By backpedalling on its own use of fridging, “Deadpool 2” attempts to use Vanessa’s death to develop and motivate Wade while at the same time avoiding any backlash by seemingly resurrecting her in the end. This strategy doesn’t appear to have worked out entirely, considering articles like one on The Mary Sue criticizing the incident still as a definitive case of “fridging,” but it was still an attempt all the same.
Even films that haven’t come out yet are possibly engaging in this brand of “fridging.” “Avengers: Infinity War,” another fairly new film, “fridged” Gamora by having Thanos, her supposed ‘father figure’ and abuser, kill her in order to gain the Soul Stone from sacrificing the one thing he ‘loves’ most. This was implemented as a plot device and character motivation for both Thanos and Peter Quill, Gamora’s love interest, so that both are consumed with grief and Quill can get mad enough to wreck the plan that would have stopped Thanos from succeeding. The implications that Thanos, who abducted and abused Gamora for most of her life, truly ‘loved’ her are a troubling enough aspect of the movie even beyond the “fridging.”
While Gamora was not brought back to life in the film, fans and theorists have tried to justify the “fridging” by believing that the sequel to “Infinity War” will resurrect her. Some of the most popular proposed methods are that Gamora is actually the Soul Stone or residing within it herself, or that the Time Stone will be used to go back in time to bring her and other characters back to life. If these or other theories regarding Gamora’s “defridging” turn out to be true, this, like the “Deadpool 2” incident, would feel like the movie studios are trying to “have their cake and eat it too.” They want that death and turmoil for their male characters while escaping trouble for the “fridging” by making it appear like it never really happened.

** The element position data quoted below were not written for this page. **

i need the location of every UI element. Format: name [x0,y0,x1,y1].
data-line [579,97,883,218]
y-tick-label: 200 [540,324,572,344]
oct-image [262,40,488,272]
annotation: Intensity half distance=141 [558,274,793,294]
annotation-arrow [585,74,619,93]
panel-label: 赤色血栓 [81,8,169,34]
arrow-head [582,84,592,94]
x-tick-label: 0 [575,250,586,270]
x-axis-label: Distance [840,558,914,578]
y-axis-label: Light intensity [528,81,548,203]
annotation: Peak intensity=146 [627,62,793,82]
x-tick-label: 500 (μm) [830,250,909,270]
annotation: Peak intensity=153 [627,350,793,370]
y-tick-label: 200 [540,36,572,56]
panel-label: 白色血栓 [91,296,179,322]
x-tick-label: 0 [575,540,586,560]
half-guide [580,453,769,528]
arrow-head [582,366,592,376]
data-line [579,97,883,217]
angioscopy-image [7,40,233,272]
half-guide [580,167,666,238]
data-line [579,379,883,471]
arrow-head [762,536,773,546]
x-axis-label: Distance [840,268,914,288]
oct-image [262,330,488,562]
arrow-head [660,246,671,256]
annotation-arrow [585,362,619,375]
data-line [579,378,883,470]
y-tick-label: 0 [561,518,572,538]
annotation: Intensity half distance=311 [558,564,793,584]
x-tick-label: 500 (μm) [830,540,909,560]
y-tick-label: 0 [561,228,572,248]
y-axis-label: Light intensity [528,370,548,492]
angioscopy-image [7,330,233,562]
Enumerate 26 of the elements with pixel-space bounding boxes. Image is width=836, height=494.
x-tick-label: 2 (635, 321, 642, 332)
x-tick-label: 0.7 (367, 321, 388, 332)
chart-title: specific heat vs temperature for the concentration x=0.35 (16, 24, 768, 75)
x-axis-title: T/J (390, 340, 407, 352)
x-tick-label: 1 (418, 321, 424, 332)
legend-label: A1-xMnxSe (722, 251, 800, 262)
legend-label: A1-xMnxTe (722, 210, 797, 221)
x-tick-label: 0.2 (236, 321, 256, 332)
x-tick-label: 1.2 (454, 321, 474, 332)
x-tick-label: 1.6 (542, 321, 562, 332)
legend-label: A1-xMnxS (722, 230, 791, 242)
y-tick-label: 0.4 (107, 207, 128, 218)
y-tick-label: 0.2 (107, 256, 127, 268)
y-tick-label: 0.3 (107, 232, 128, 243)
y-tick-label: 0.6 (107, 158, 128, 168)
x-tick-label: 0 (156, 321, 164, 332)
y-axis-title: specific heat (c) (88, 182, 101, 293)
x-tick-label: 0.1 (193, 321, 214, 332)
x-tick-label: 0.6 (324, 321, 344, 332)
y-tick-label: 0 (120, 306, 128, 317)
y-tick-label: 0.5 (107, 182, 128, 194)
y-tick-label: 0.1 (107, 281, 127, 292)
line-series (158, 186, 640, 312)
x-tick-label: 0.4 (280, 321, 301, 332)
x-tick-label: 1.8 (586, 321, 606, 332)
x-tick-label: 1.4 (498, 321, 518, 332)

But it did. They both did. In classic “fridging” terms, each recent example fits the mold. These female characters were killed to advance the stories of their surrounding male characters, whether they get brought back to life eventually or not. Given comic book films like “Thor: Ragnarok,” “Black Panther,” “Wonder Woman,” and the upcoming “Captain Marvel,” let’s hope that this trend does not move forward further but instead moves away from the notion that female pain and death is a deep and inspirational plot contrivance.